There were no crowds of outraged customers. No screaming matches. Not a single punch was thrown. The apocalyptic predictions proved to be unfounded. No, the Shocker Toys panel at San Diego Comic-Con 2011 was quite laid back and without incident… except for legal papers being served. Yeah, you read that right. Let’s get into it, shall we?
The panel consisted of Geoff Beckett (owner and founder of Shocker Toys), Eric Nyenhuis (Moderator), and Jerry Macaluso (original founder of SOTA Toys, Pop Culture Shock). The three are good friends and their banter back and forth consistently scored laughs from the attendees as they picked on one another. Of course, the random Mort Goldman quotes from Eric didn’t hurt.
Geoff then went over Shocker’s plans for the coming year during their restructuring. This included trying to get the mail-aways and exclusives finally shipped over for distribution. He stated that they had a problem over on the China side and everything had been delayed 7 to 8 months and they were doing their best to get the figures as quickly as possible.
“We’re basically trying to get a couple of containers filled and over here so we can get these to Toys “R” Us, since they have orders in, and into your guy’s hands.”
The Golden Age and series 3 of Indie Spotlight are still being worked on using their new body system.

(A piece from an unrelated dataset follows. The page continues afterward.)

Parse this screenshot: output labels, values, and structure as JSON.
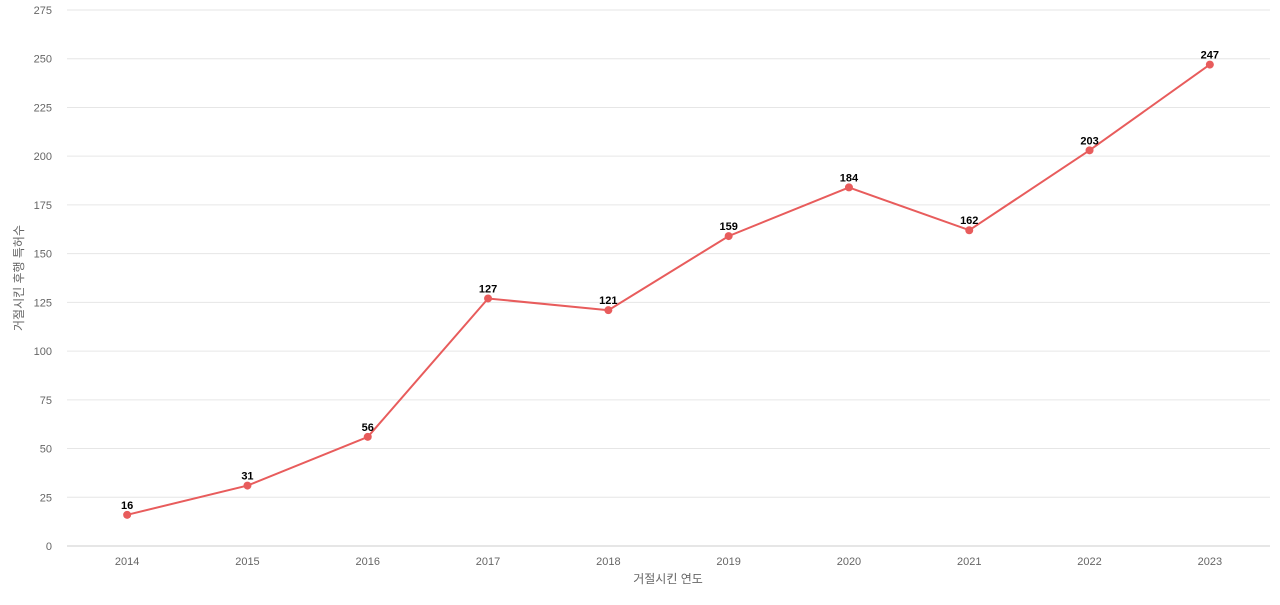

“There are a lot of bumps in the industry. I don’t think that you can really know what it’s like unless you’re working in it. It’s not fun. It may seem like it is, and I think it was when I first started, but it really gets tough, and you’ll learn. But it’s something that I wanted to do and I’m trying to get something out for everybody to have, some nice articulated action figures.”
The panel then went into questions from the attendees. This is where the insanity was expected to occur, right?

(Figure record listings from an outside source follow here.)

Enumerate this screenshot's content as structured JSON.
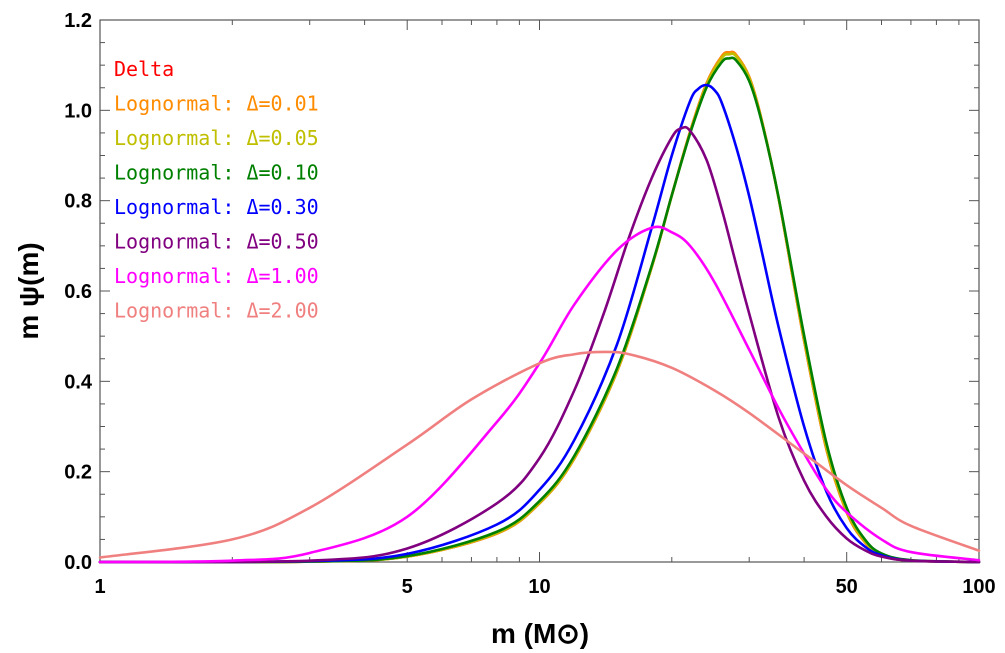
{
  "chart_data": {
    "type": "line",
    "title": "",
    "xlabel": "m (M⊙)",
    "ylabel": "m ψ(m)",
    "x_scale": "log",
    "xlim": [
      1,
      100
    ],
    "ylim": [
      0,
      1.2
    ],
    "x_ticks": [
      {
        "value": 1,
        "label": "1"
      },
      {
        "value": 5,
        "label": "5"
      },
      {
        "value": 10,
        "label": "10"
      },
      {
        "value": 50,
        "label": "50"
      },
      {
        "value": 100,
        "label": "100"
      }
    ],
    "y_ticks": [
      {
        "value": 0.0,
        "label": "0.0"
      },
      {
        "value": 0.2,
        "label": "0.2"
      },
      {
        "value": 0.4,
        "label": "0.4"
      },
      {
        "value": 0.6,
        "label": "0.6"
      },
      {
        "value": 0.8,
        "label": "0.8"
      },
      {
        "value": 1.0,
        "label": "1.0"
      },
      {
        "value": 1.2,
        "label": "1.2"
      }
    ],
    "grid": false,
    "legend_position": "top-left",
    "series": [
      {
        "name": "Delta",
        "color": "#ff0000",
        "x": [
          1,
          3,
          5,
          8,
          10,
          12,
          15,
          18,
          20,
          22,
          24,
          26,
          27,
          28,
          30,
          32,
          35,
          40,
          45,
          50,
          55,
          60,
          70,
          100
        ],
        "y": [
          0,
          0.001,
          0.012,
          0.063,
          0.13,
          0.229,
          0.421,
          0.653,
          0.812,
          0.952,
          1.06,
          1.12,
          1.128,
          1.123,
          1.074,
          0.98,
          0.805,
          0.49,
          0.248,
          0.11,
          0.044,
          0.015,
          0.003,
          0
        ]
      },
      {
        "name": "Lognormal: Δ=0.01",
        "label": "Lognormal: ",
        "delta_label": "Δ=0.01",
        "color": "#ff8c00",
        "x": [
          1,
          3,
          5,
          8,
          10,
          12,
          15,
          18,
          20,
          22,
          24,
          26,
          27,
          28,
          30,
          32,
          35,
          40,
          45,
          50,
          55,
          60,
          70,
          100
        ],
        "y": [
          0,
          0.001,
          0.012,
          0.063,
          0.13,
          0.229,
          0.421,
          0.653,
          0.812,
          0.952,
          1.06,
          1.12,
          1.128,
          1.123,
          1.074,
          0.98,
          0.805,
          0.49,
          0.248,
          0.11,
          0.044,
          0.015,
          0.003,
          0
        ]
      },
      {
        "name": "Lognormal: Δ=0.05",
        "label": "Lognormal: ",
        "delta_label": "Δ=0.05",
        "color": "#bfbf00",
        "x": [
          1,
          3,
          5,
          8,
          10,
          12,
          15,
          18,
          20,
          22,
          24,
          26,
          27,
          28,
          30,
          32,
          35,
          40,
          45,
          50,
          55,
          60,
          70,
          100
        ],
        "y": [
          0,
          0.001,
          0.012,
          0.064,
          0.131,
          0.23,
          0.422,
          0.653,
          0.811,
          0.95,
          1.057,
          1.116,
          1.124,
          1.12,
          1.072,
          0.979,
          0.806,
          0.494,
          0.252,
          0.113,
          0.046,
          0.016,
          0.003,
          0
        ]
      },
      {
        "name": "Lognormal: Δ=0.10",
        "label": "Lognormal: ",
        "delta_label": "Δ=0.10",
        "color": "#008000",
        "x": [
          1,
          3,
          5,
          8,
          10,
          12,
          15,
          18,
          20,
          22,
          24,
          26,
          27,
          28,
          30,
          32,
          35,
          40,
          45,
          50,
          55,
          60,
          70,
          100
        ],
        "y": [
          0,
          0.001,
          0.013,
          0.067,
          0.135,
          0.235,
          0.428,
          0.656,
          0.812,
          0.948,
          1.051,
          1.107,
          1.115,
          1.111,
          1.065,
          0.976,
          0.807,
          0.502,
          0.262,
          0.12,
          0.05,
          0.019,
          0.004,
          0
        ]
      },
      {
        "name": "Lognormal: Δ=0.30",
        "label": "Lognormal: ",
        "delta_label": "Δ=0.30",
        "color": "#0000ff",
        "x": [
          1,
          3,
          5,
          8,
          10,
          12,
          15,
          18,
          20,
          22,
          23,
          24,
          25,
          26,
          28,
          30,
          32,
          35,
          40,
          45,
          50,
          55,
          60,
          70,
          100
        ],
        "y": [
          0,
          0.002,
          0.018,
          0.083,
          0.16,
          0.27,
          0.481,
          0.74,
          0.9,
          1.02,
          1.048,
          1.056,
          1.045,
          1.016,
          0.92,
          0.81,
          0.69,
          0.52,
          0.3,
          0.155,
          0.075,
          0.034,
          0.015,
          0.003,
          0
        ]
      },
      {
        "name": "Lognormal: Δ=0.50",
        "label": "Lognormal: ",
        "delta_label": "Δ=0.50",
        "color": "#800080",
        "x": [
          1,
          3,
          5,
          8,
          10,
          12,
          14,
          16,
          18,
          20,
          21,
          22,
          24,
          26,
          28,
          30,
          35,
          40,
          45,
          50,
          55,
          60,
          70,
          100
        ],
        "y": [
          0,
          0.003,
          0.03,
          0.13,
          0.23,
          0.38,
          0.55,
          0.72,
          0.85,
          0.94,
          0.96,
          0.955,
          0.89,
          0.78,
          0.66,
          0.55,
          0.32,
          0.18,
          0.1,
          0.052,
          0.026,
          0.012,
          0.003,
          0
        ]
      },
      {
        "name": "Lognormal: Δ=1.00",
        "label": "Lognormal: ",
        "delta_label": "Δ=1.00",
        "color": "#ff00ff",
        "x": [
          1,
          2,
          3,
          5,
          8,
          10,
          12,
          15,
          18,
          20,
          22,
          25,
          30,
          35,
          40,
          45,
          50,
          60,
          70,
          100
        ],
        "y": [
          0,
          0.003,
          0.02,
          0.1,
          0.31,
          0.44,
          0.57,
          0.69,
          0.74,
          0.73,
          0.7,
          0.62,
          0.47,
          0.34,
          0.24,
          0.16,
          0.11,
          0.05,
          0.022,
          0.004
        ]
      },
      {
        "name": "Lognormal: Δ=2.00",
        "label": "Lognormal: ",
        "delta_label": "Δ=2.00",
        "color": "#f08080",
        "x": [
          1,
          2,
          3,
          5,
          7,
          10,
          12,
          14,
          16,
          20,
          25,
          30,
          40,
          50,
          60,
          70,
          100
        ],
        "y": [
          0.01,
          0.05,
          0.12,
          0.26,
          0.36,
          0.44,
          0.46,
          0.465,
          0.46,
          0.43,
          0.38,
          0.33,
          0.24,
          0.17,
          0.12,
          0.08,
          0.025
        ]
      }
    ]
  }
}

Geoff was asked how he got his passion for making toys and action figures.
“I was always a toy collector and always into comics, much like probably everyone here. Fast forward, i got into construction work and I collected still but it wasn’t a lot. I kind of backed a little off of it and comics. Then one day, I started getting back into it again and I decided I wanted to do something in the toy industry. I had no clue what it was about. I was like,”What do you do? How do you get in the toy industry?” Nowadays it’s very open, and you can see what goes on in the toy industry, especially through us [laughing] about the things that are happening, but when I was getting in 10 years ago there was no chart on how to get into the toy industry.”
“One day I said, y’know what I’m done with the construction work and I just left the construction business and started a toy company.”

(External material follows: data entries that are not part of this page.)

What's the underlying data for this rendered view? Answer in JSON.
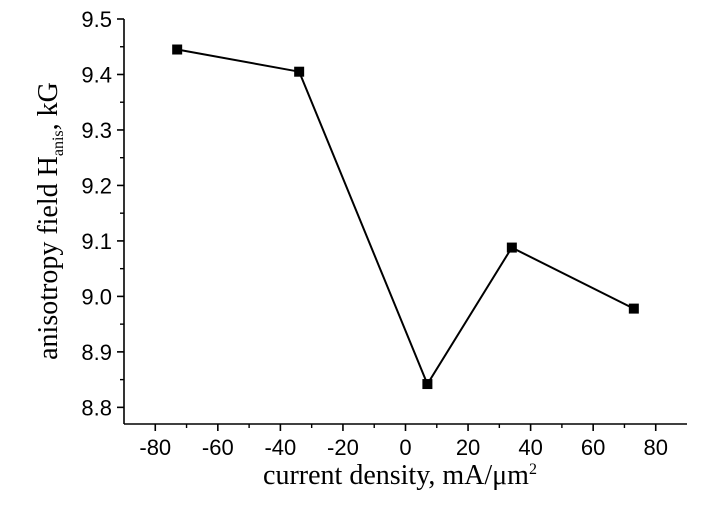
{
  "chart_data": {
    "type": "line",
    "xlabel": {
      "main": "current density, mA/μm",
      "sup": "2"
    },
    "ylabel": {
      "prefix": "anisotropy field H",
      "sub": "anis",
      "suffix": ", kG"
    },
    "x": [
      -73,
      -34,
      7,
      34,
      73
    ],
    "series": [
      {
        "values": [
          9.445,
          9.405,
          8.842,
          9.088,
          8.978
        ]
      }
    ],
    "xlim": [
      -90,
      90
    ],
    "ylim": [
      8.77,
      9.5
    ],
    "x_ticks": [
      -80,
      -60,
      -40,
      -20,
      0,
      20,
      40,
      60,
      80
    ],
    "y_ticks": [
      8.8,
      8.9,
      9.0,
      9.1,
      9.2,
      9.3,
      9.4,
      9.5
    ],
    "x_tick_labels": [
      "-80",
      "-60",
      "-40",
      "-20",
      "0",
      "20",
      "40",
      "60",
      "80"
    ],
    "y_tick_labels": [
      "8.8",
      "8.9",
      "9.0",
      "9.1",
      "9.2",
      "9.3",
      "9.4",
      "9.5"
    ],
    "grid": false,
    "marker": "square",
    "color": "#000000"
  }
}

Geoff went on to talk about the process of getting his first toy, The Shockini, made and getting his first toy license, The Toxic Avenger. Then he went on to discuss the daunting task of moving up to fully articulated action figures from the simpler block figures.
The questions ranged from advice on getting a toy made to asking about what future licensed heroes Geoff would love to have in the Indie Spotlight line. Geoff and the guests took lots of time with each question and it was really… uneventful. It played out more like friends just shooting the s**t than the rabid back and forth arguing everyone had predicted and expected. Except for one thing…
During the question and answer portion, an attendee raised his hand and was called on. Instead of asking anything, he slowly made his way to the front and said,”I wanted to give you this.”
The panel joked about him serving papers, assuming it was something else entirely. It was not. Beckett was served court documents right there in the middle of the SDCC panel, and kind of mirrored his career in the industry thus far.
After that, the panel quickly moved on without skipping a beat. at the end, Geoff gave attendees black edition Mallow figures and shook hands with fans.
That’s it, folks. The biggest surprise here was the lack of surprise.